本人は意図していないのだが、ミズキはどちらかというと正直なので心境が顔に特に出やすい。先ほどまでハシャぎながら水槽を見ていたのと打って変わって静かになったので、ソウジは不思議に思った。
――お昼の予定を立ててもまだ時間はあるので、ゆっくりと水槽を回るミズキとソウジ。するとミズキはクリオネの水槽に足を止めた。
「あっ、クリオネ! 可愛いね〜」
「そういえばクリオネは流氷の天使と呼ばれるらしいな。または妖精とか」
「天使に妖精か……まるで私みたい?」
「そうだな」
「えっ!」
冗談で言ったのだが肯定されたのでミズキは驚いて目を見開いた。しかし次いでソウジはニヤリと笑う。

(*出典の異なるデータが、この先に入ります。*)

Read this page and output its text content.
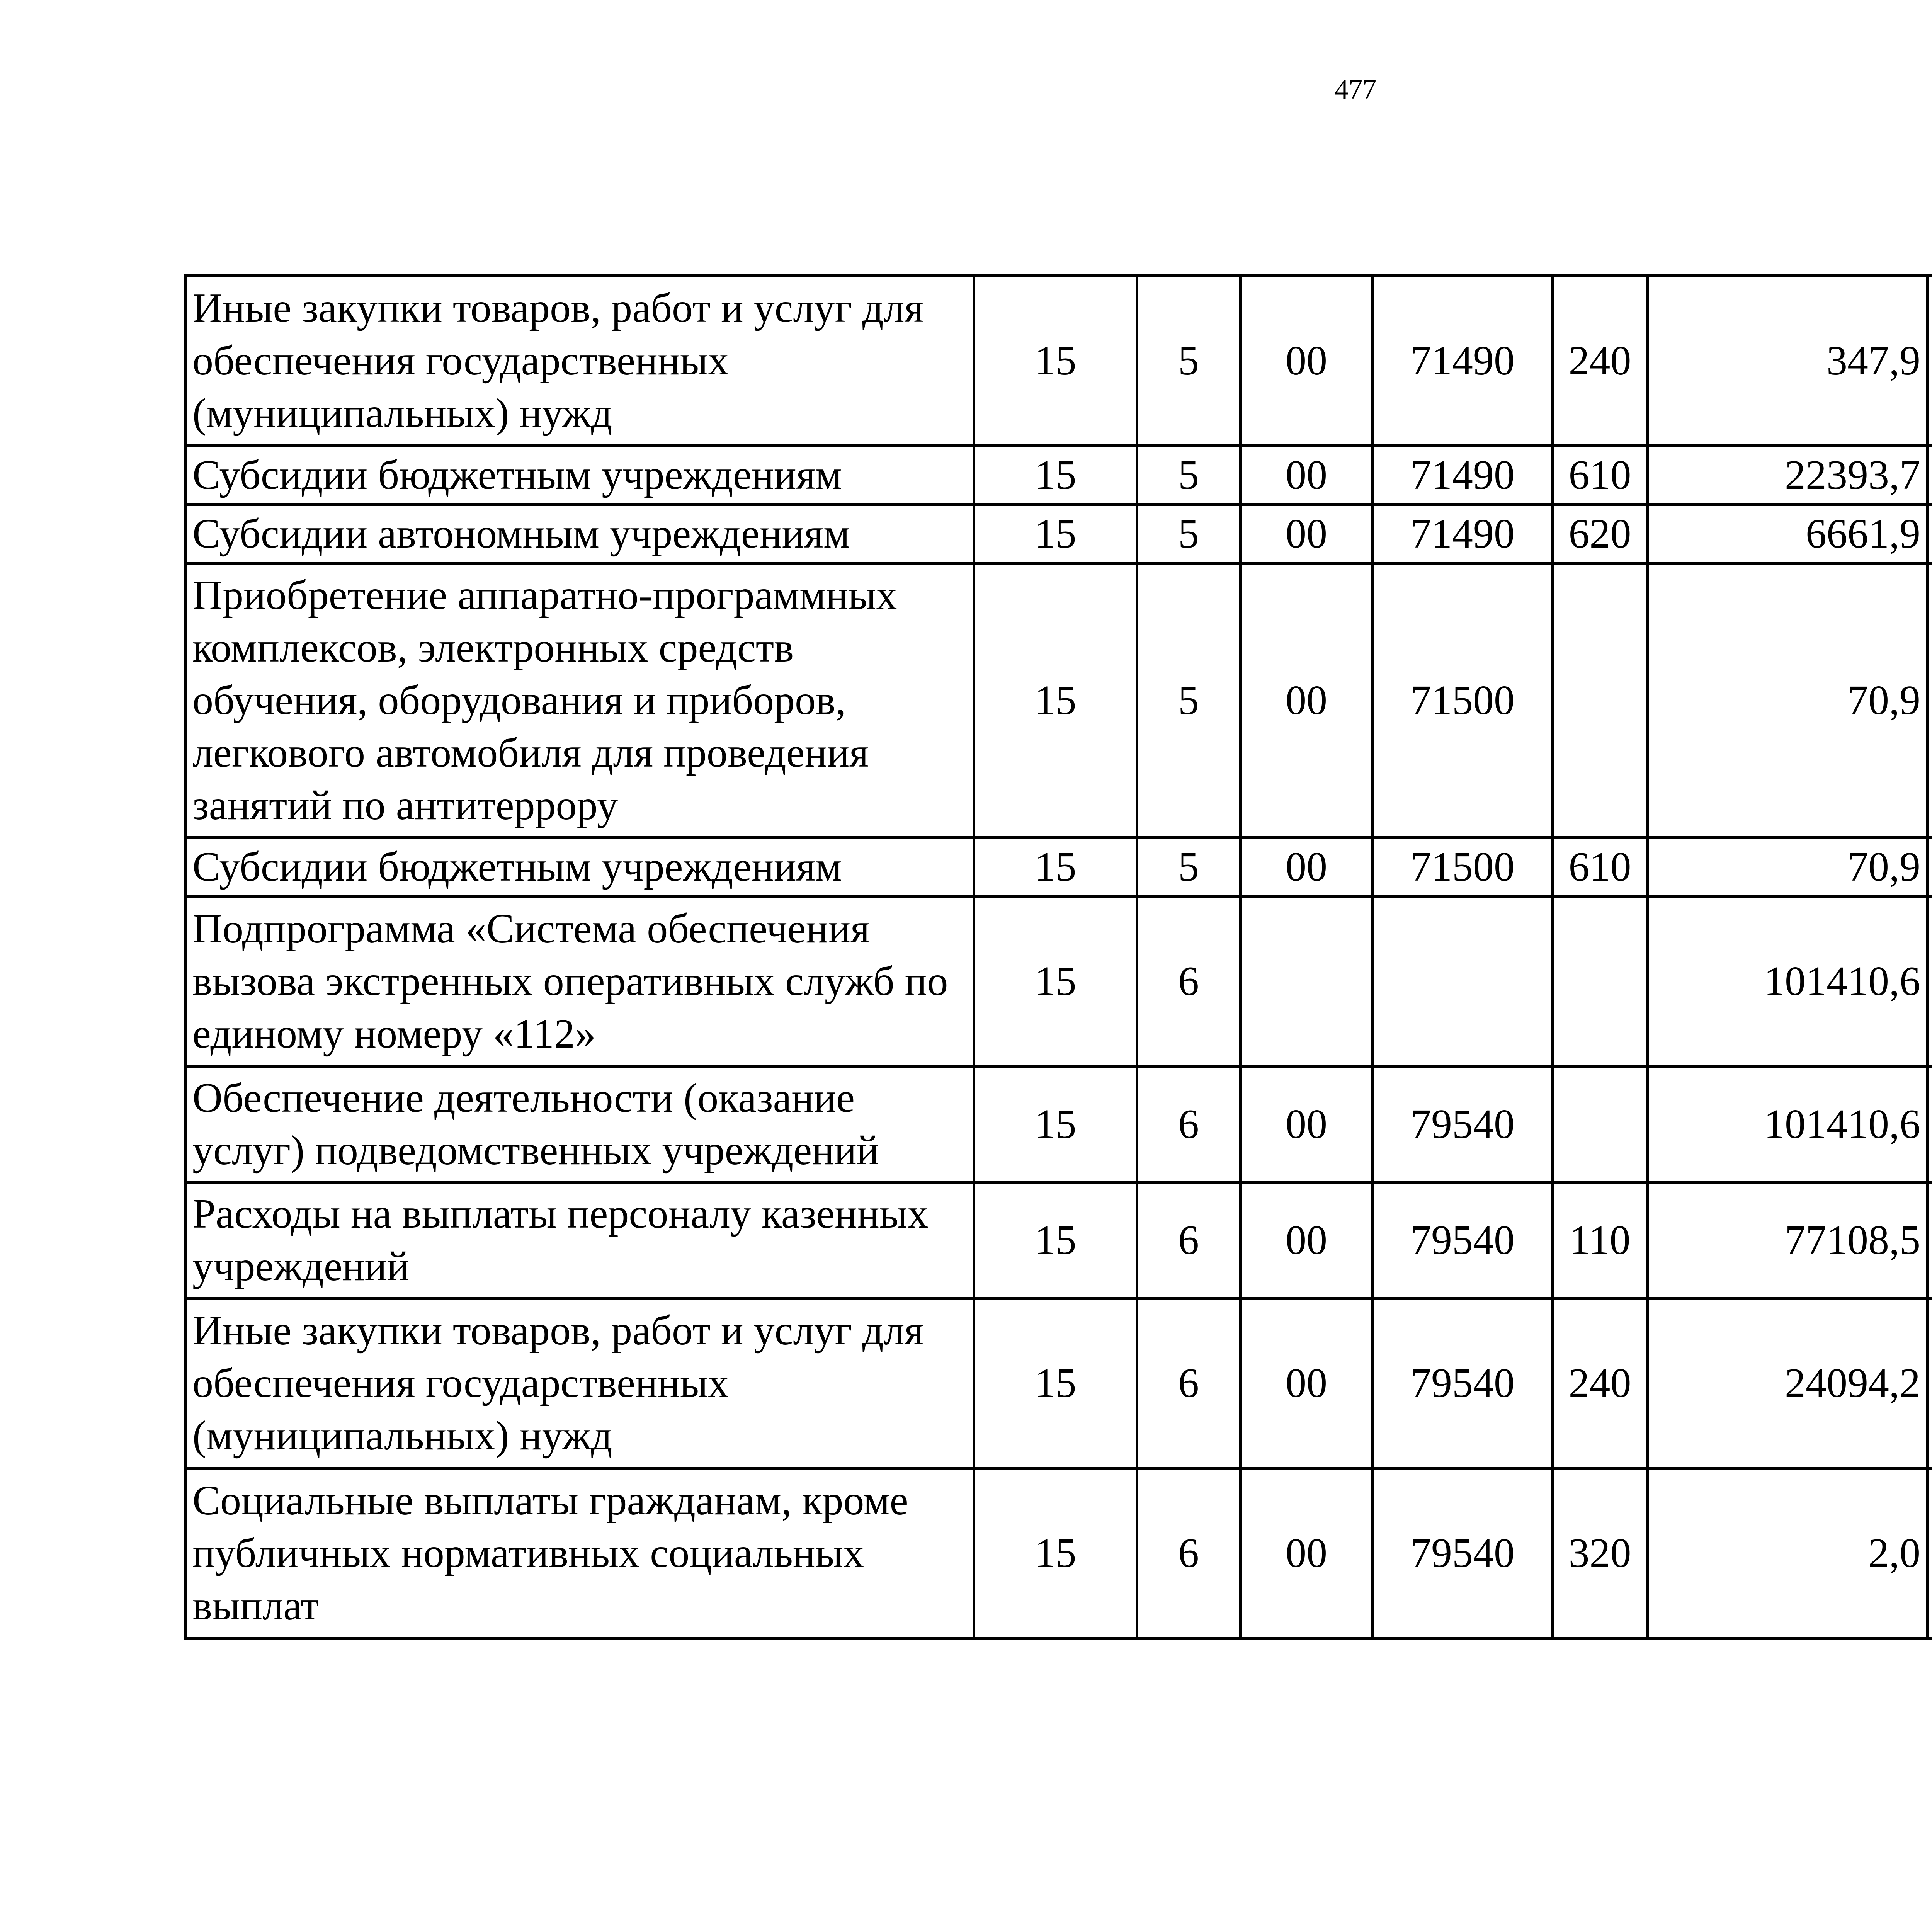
477
Иные закупки товаров, работ и услуг для обеспечения государственных (муниципальных) нужд	15	5	00	71490	240	347,9		
Субсидии бюджетным учреждениям	15	5	00	71490	610	22393,7		
Субсидии автономным учреждениям	15	5	00	71490	620	6661,9		
Приобретение аппаратно-программных комплексов, электронных средств обучения, оборудования и приборов, легкового автомобиля для проведения занятий по антитеррору	15	5	00	71500		70,9		
Субсидии бюджетным учреждениям	15	5	00	71500	610	70,9		
Подпрограмма «Система обеспечения вызова экстренных оперативных служб по единому номеру «112»	15	6				101410,6		
Обеспечение деятельности (оказание услуг) подведомственных учреждений	15	6	00	79540		101410,6		
Расходы на выплаты персоналу казенных учреждений	15	6	00	79540	110	77108,5		
Иные закупки товаров, работ и услуг для обеспечения государственных (муниципальных) нужд	15	6	00	79540	240	24094,2		
Социальные выплаты гражданам, кроме публичных нормативных социальных выплат	15	6	00	79540	320	2,0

「実際、食べている姿は悪魔にも見えるようだぞ。よく誰かさんは食事のことになると目の色を変えるからな」
「それって私が食い意地張ってるってこと!?」
ガーンという効果音が聞こえるくらいショックを受けたミズキのリアクションに、ソウジは面白そうに笑っていた。
「あっちにはハリセンボンがいるみたいだな」
「…………」
案内板を見ながらソウジがそう言うも、ミズキはうしろを……というか、また周りを気にしていた。